From the very outset Northumberland County Council’s support for the colocation option, as promoted by Hadrian Learning Trust, has made it seem like a ‘done deal’.

Yet the proposal is contrary to many of its own planning policies. The allocation of £37m of public funding to the project at the same time provides the much-needed new school buildings.

But have we all been misled into believing that school facilities will only be rebuilt if this co-location goes ahead? There were other options.

This one brings the county council the potential for a windfall from selling off the middle school site for housing. That would add to the density of housing estates at Hexham’s east end, while simultaneously removing one of its very few community assets.

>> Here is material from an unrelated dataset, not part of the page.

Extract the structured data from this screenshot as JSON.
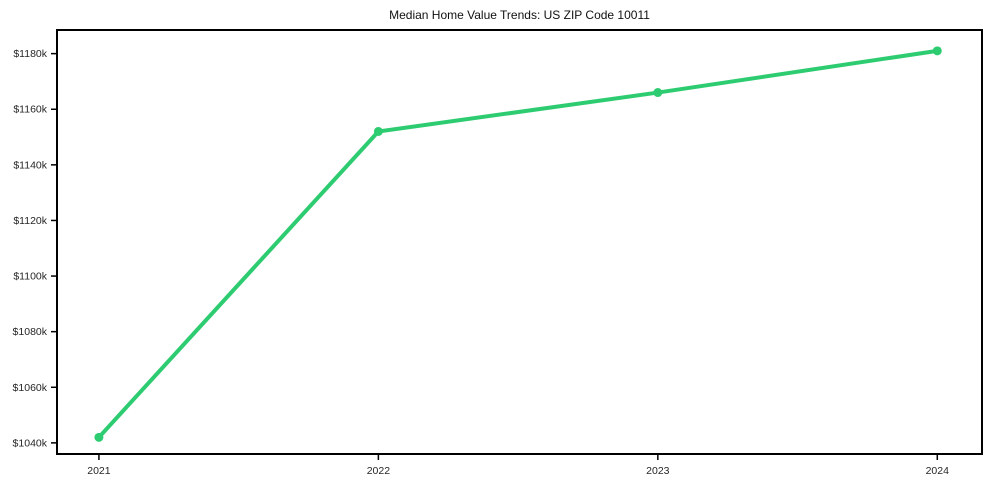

Serious concerns have been raised by many, including Hexham Civic Society, about the wisdom of clustering schools at the west end. There will be a 50 per cent increase in students travelling to the high school site, which already has traffic problems. This will risk student safety due to the inadequate infrastructure.

Imagine a typical afternoon round the Whetstone Bridge Road area in future. Sixteen large buses, numerous smaller ones, along with sixth formers cars, all attempting to leave the school site, just as parents arrive to pick up their children and somewhere near a thousand other students, some as young as nine, begin their walk home.